Supervisor wrapper for individual workers that provides automatic restart capability.
This module implements the "Permanent Wrapper" pattern for managing workers that control external OS processes (Python gRPC servers).
Architecture Decision
See: docs/architecture/adr-001-worker-starter-supervision-pattern.md for
detailed rationale, alternatives considered, and trade-offs.
Why This Pattern?
TL;DR: Workers manage external Python processes, not just Elixir state. This pattern provides:
- Automatic restart without Pool intervention
- Atomic resource cleanup (worker + Python process)
- Future extensibility for per-worker resources
Trade-off: Extra process (~1KB) per worker for better encapsulation.
Architecture
DynamicSupervisor (WorkerSupervisor)
└── Worker.Starter (Supervisor, :permanent)

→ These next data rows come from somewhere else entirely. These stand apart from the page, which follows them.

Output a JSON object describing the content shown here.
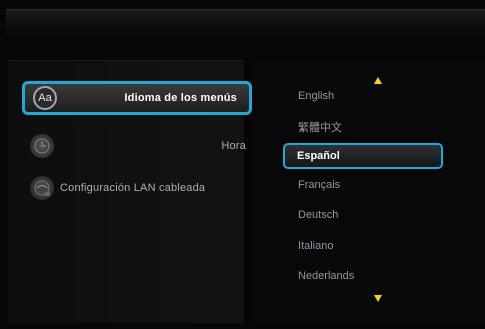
{
  "settings_menu": {
    "items": [
      {
        "icon": "language-icon",
        "icon_text": "Aa",
        "label": "Idioma de los menús",
        "selected": true
      },
      {
        "icon": "clock-icon",
        "label": "Hora",
        "selected": false
      },
      {
        "icon": "network-icon",
        "label": "Configuración LAN cableada",
        "selected": false
      }
    ]
  },
  "language_list": {
    "options": [
      "English",
      "繁體中文",
      "Español",
      "Français",
      "Deutsch",
      "Italiano",
      "Nederlands"
    ],
    "selected": "Español"
  },
  "colors": {
    "highlight_border": "#1fa9d6",
    "arrow": "#f2d51a",
    "selection_dot": "#f2b21a"
  }
}
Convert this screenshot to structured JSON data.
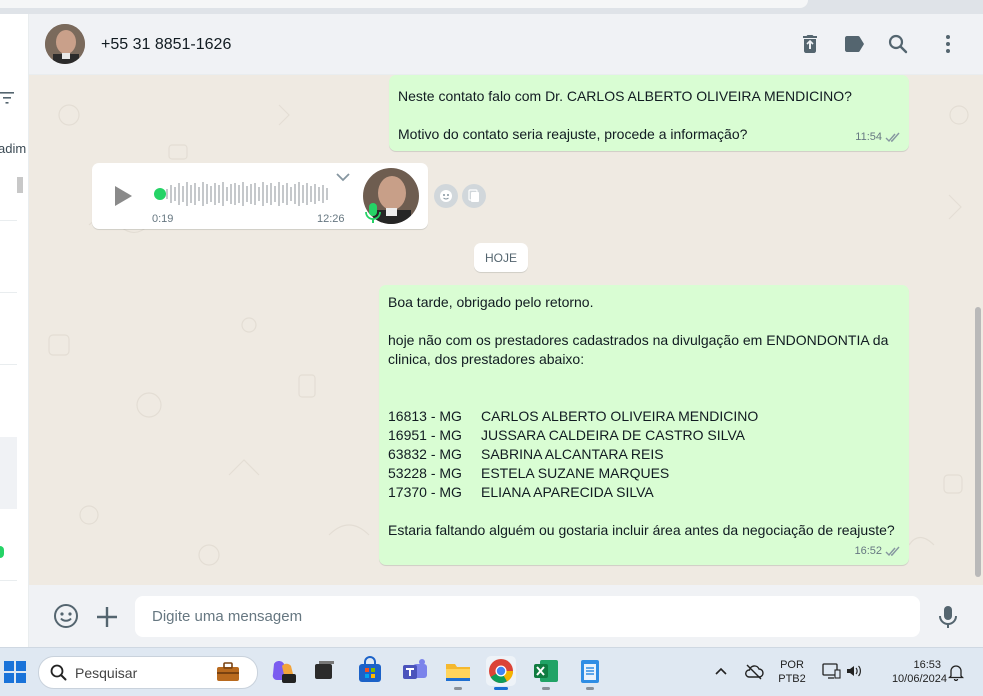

└── GRPCWorker (GenServer, :transient)
└── Port → Python grpc_server.pyLifecycle
When GRPCWorker crashes:
- Worker.Starter detects crash via :one_for_one strategy
- Worker.Starter automatically restarts GRPCWorker
- Pool notified via :DOWN but doesn't manage restart
- New GRPCWorker spawns new Python process and re-registers
When Worker.Starter terminates:
- GRPCWorker receives shutdown signal
- GRPCWorker.terminate sends SIGTERM to Python
- Python process exits gracefully
- Worker.Starter confirms all children stopped
- Clean atomic shutdown
This decouples Pool (availability management) from Worker lifecycle (crash/restart).
Related
- Issue #2: Community feedback questioning this complexity
- ADR-001: Full architecture decision record with alternatives
- External Process Design:
docs/20251007_external_process_supervision_design.md
Summary
Functions
Returns a specification to start this module under a supervisor.
Starts a worker starter supervisor.
Returns a via tuple for this starter supervisor.
Functions
Returns a specification to start this module under a supervisor.
See Supervisor.
Starts a worker starter supervisor.
Parameters
worker_id- Unique identifier for the worker
Returns a via tuple for this starter supervisor.